Throughout his long career as a director, Federico Fellini never made what might be defined as a small movie, his tastes too inclined toward the epic and grandiose to broach anything resembling intimacy or exactitude. Yet at a certain point toward the end of the ‘70s, having already left behind Italy’s present-day struggles for fantastical treatments of individual and national history, his scope did shrink down to something resembling succinctness. Here, in a late period typified by the constrained theatrics of And the Ship Sails On…, he segued into a series of broad allegories contained within neat conceptual premises. Brimming over with ideas and emotions, these relatively concise movies are still marked by a typically Felliniesque character, to both their credit and detriment.

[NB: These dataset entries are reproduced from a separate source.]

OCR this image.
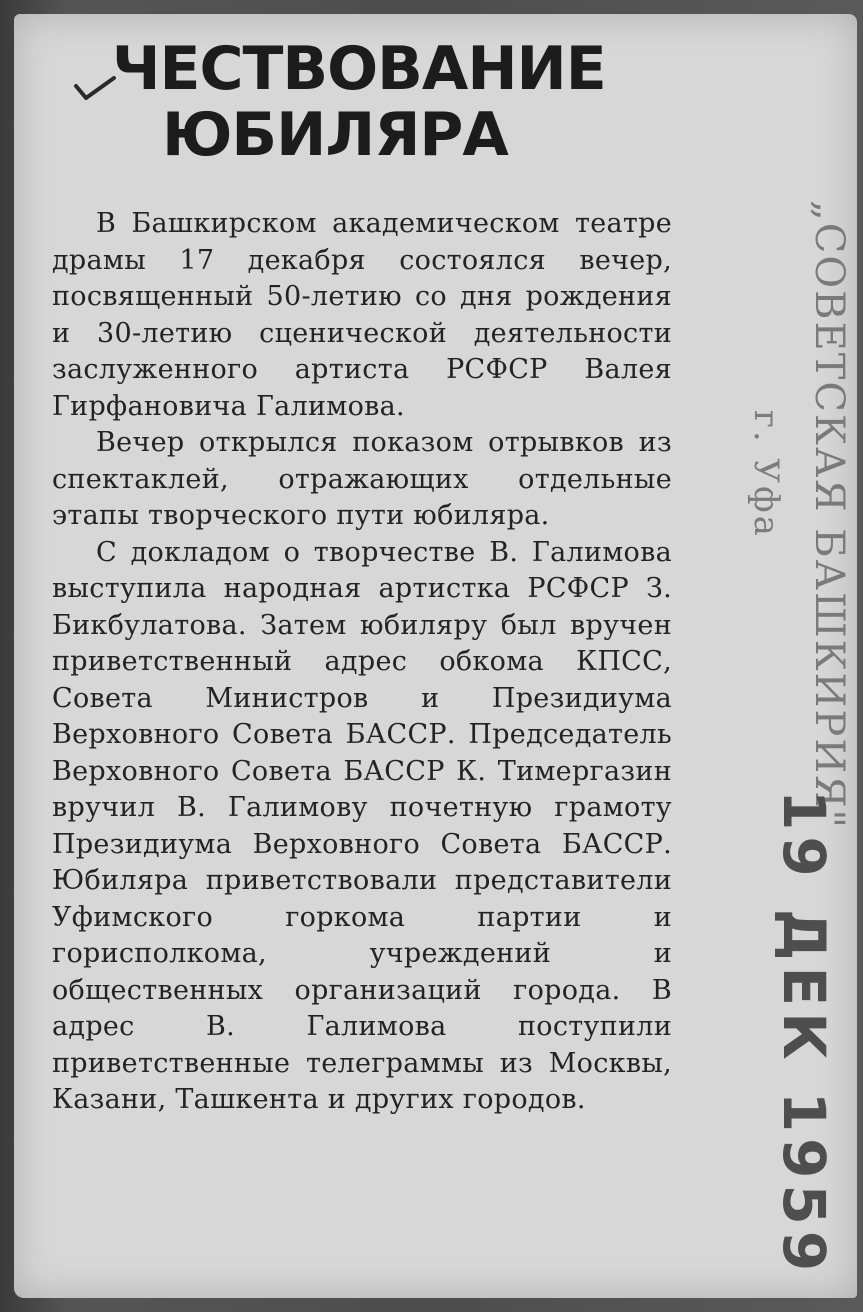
ЧЕСТВОВАНИЕ
ЮБИЛЯРА

В Башкирском академическом театре драмы 17 декабря состоялся вечер, посвященный 50-летию со дня рождения и 30-летию сценической деятельности заслуженного артиста РСФСР Валея Гирфановича Галимова.

Вечер открылся показом отрывков из спектаклей, отражающих отдельные этапы творческого пути юбиляра.

С докладом о творчестве В. Галимова выступила народная артистка РСФСР З. Бикбулатова. Затем юбиляру был вручен приветственный адрес обкома КПСС, Совета Министров и Президиума Верховного Совета БАССР. Председатель Верховного Совета БАССР К. Тимергазин вручил В. Галимову почетную грамоту Президиума Верховного Совета БАССР. Юбиляра приветствовали представители Уфимского горкома партии и горисполкома, учреждений и общественных организаций города. В адрес В. Галимова поступили приветственные телеграммы из Москвы, Казани, Ташкента и других городов.

„СОВЕТСКАЯ БАШКИРИЯ"
г. Уфа
19 ДЕК 1959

This era kicks off with 1978’s Orchestra Rehearsal, a slim 70-minute study of a professional musical ensemble preparing for a concert. Simmering with conflicts both personal and creative, the quarreling group’s fractious state transparently reflects that of modern Italy in what was the director’s first contemporarily-set work in nearly a decade. Following up on 1971’s The Clowns, it retains that film’s proto-docufiction format. Yet where that blended documentary footage with fictionalized segments and included the director himself as a character, this is pure fantasy with an even more quotidian focus, a fact that becomes increasingly clear as the drama mounts and the absurdity expands. Cracks hinted at in interview segments widen precipitously before the entire conflict descends into an outright brawl, any hints of verisimilitude going straight out the window.

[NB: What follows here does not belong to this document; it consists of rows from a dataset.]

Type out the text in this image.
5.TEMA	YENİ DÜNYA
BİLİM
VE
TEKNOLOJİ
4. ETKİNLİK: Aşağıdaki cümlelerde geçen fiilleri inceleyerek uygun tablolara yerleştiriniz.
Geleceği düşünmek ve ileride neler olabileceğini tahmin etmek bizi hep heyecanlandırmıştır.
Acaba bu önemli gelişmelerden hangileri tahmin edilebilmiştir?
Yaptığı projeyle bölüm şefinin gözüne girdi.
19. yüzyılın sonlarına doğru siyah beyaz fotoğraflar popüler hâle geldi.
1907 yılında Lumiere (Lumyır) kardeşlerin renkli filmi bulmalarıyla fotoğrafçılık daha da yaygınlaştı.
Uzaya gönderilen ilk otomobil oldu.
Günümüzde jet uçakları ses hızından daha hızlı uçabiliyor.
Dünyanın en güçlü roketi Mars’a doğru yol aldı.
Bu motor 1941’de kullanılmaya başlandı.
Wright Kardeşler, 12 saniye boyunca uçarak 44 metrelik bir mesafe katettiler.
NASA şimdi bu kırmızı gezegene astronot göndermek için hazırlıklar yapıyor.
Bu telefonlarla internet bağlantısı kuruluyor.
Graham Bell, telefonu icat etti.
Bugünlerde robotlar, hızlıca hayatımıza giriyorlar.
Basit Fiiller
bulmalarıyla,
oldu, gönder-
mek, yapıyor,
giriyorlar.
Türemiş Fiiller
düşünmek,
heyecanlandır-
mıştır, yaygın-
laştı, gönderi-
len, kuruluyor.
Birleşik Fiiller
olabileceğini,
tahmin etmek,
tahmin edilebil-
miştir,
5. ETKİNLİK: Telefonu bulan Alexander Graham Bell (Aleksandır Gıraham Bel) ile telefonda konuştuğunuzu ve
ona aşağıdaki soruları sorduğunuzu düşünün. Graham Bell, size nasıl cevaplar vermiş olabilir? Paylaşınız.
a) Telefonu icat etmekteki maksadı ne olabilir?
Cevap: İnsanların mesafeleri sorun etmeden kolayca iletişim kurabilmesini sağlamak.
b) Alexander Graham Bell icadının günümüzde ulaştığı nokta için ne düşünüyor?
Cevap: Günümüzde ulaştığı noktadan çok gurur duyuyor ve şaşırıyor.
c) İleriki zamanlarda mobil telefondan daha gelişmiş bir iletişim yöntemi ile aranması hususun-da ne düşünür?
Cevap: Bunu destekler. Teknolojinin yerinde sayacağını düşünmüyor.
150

For Italy, the ‘70s were a violent, tempestuous decade, known as the Years of Lead. A long economic recession reacted with the churn of political cross-currents. Just as the film depicts, a wide range of civic disagreements, which had been swept under the rug but not remotely settled in the boom years after World War II, were erupting back into view. Considering that many of the decade’s battles were labor-related, it’s fitting that unions and industry are a prominent focus here, although for the members of the orchestra, the awareness of their exploitation never translates into any broader sense of worker solidarity. Instead, everyone remains fixated on the utility of their own instrument, stressing its essential nature, casting aspersions on the others that surround them. The conductor, meanwhile, is a humorless taskmaster defined by his Continental affectations, peppering his language with tossed-off bits of German. This seems significant as well, for a country already once led into disaster by Germany, now still subject to its whims as a second-tier member of an EU increasingly intent upon exercising economic control.

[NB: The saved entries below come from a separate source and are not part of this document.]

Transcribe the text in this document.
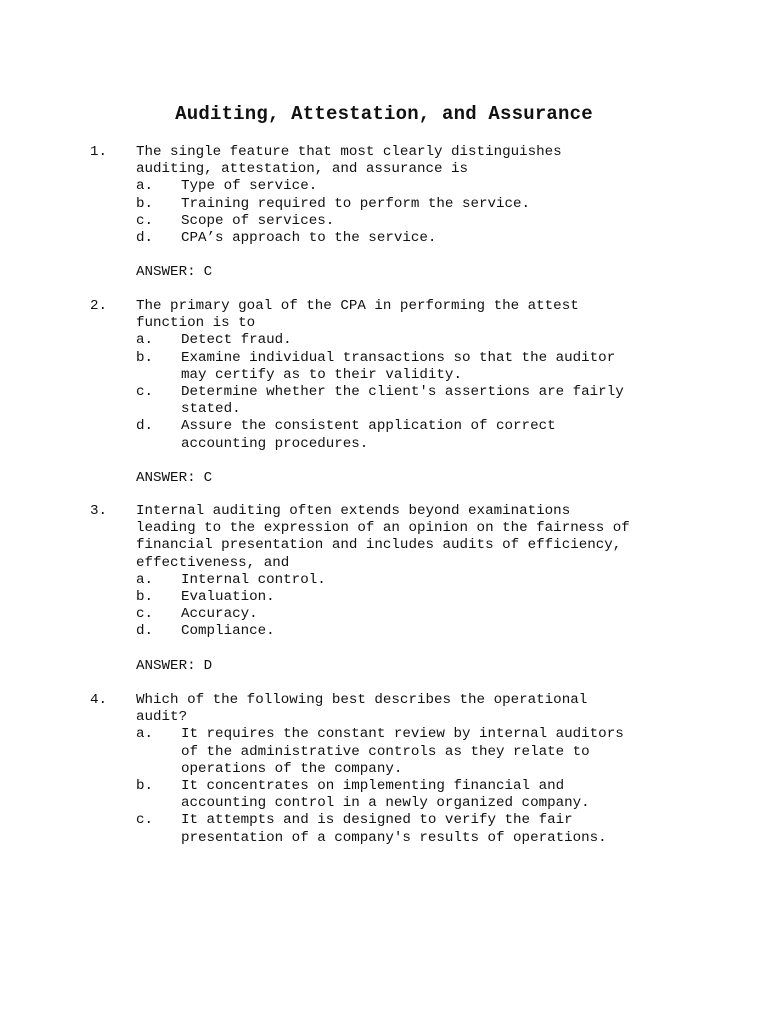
Auditing, Attestation, and Assurance
1.	The single feature that most clearly distinguishes
auditing, attestation, and assurance is
a. Type of service.
b. Training required to perform the service.
c. Scope of services.
d. CPA’s approach to the service.
ANSWER: C
2.	The primary goal of the CPA in performing the attest
function is to
a. Detect fraud.
b. Examine individual transactions so that the auditor
may certify as to their validity.
c. Determine whether the client's assertions are fairly
stated.
d. Assure the consistent application of correct
accounting procedures.
ANSWER: C
3.	Internal auditing often extends beyond examinations
leading to the expression of an opinion on the fairness of
financial presentation and includes audits of efficiency,
effectiveness, and
a. Internal control.
b. Evaluation.
c. Accuracy.
d. Compliance.
ANSWER: D
4.	Which of the following best describes the operational
audit?
a. It requires the constant review by internal auditors
of the administrative controls as they relate to
operations of the company.
b. It concentrates on implementing financial and
accounting control in a newly organized company.
c. It attempts and is designed to verify the fair
presentation of a company's results of operations.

Like much of Fellini’s work, there are lots of ideas at play here, but it’s hard to find much of substance, beyond a loose grab-bag of bourgeois gripes contained within a hastily sketched, sophomoric conceit. Despite his obsession with the national temperament, Fellini was never a strong political filmmaker, and his lack of a firm viewpoint, beyond disgust with the behavior of his constantly carping compatriots, further hampers the effort to shape a coherent statement. It’s appropriate, in this sense, that the film may have been a model for Gaspar Noe’s recent, similarly scattershot Climax, an equally madcap depiction of a dance company dosed with psychedelic drugs that impel all those simmering internal conflicts into overdrive. Here, there’s no such motivation or explanation, just a matted groundwork of disputes that eventually explode into chaos, just in time for the blowout conclusion. At this point, the 13th century church in which the group has been practicing begins to literally crumble, the victim of an apparently accidental demolition, although it appears at first as if the group’s fighting has itself torn the building asunder, the antique structure no longer capable of handling this building cloud of bad vibes.
That superannuated setting serves as the thread which connects peak-era ‘60s Fellini to the history films of the ‘70s and the chamber dramas of the following decade. His vision of Italy is one where the past is always present, history and myth commingling with the often-nauseating excesses of modernity. The big questions that emerge from this synthesis — how does one live in such a place? how does one live at all? — can never be answered. To his credit, Fellini does not attempt to, and while his frustrated efforts to even broach these subjects remain noble, they would only find their true expression in later, more fruitful endeavors.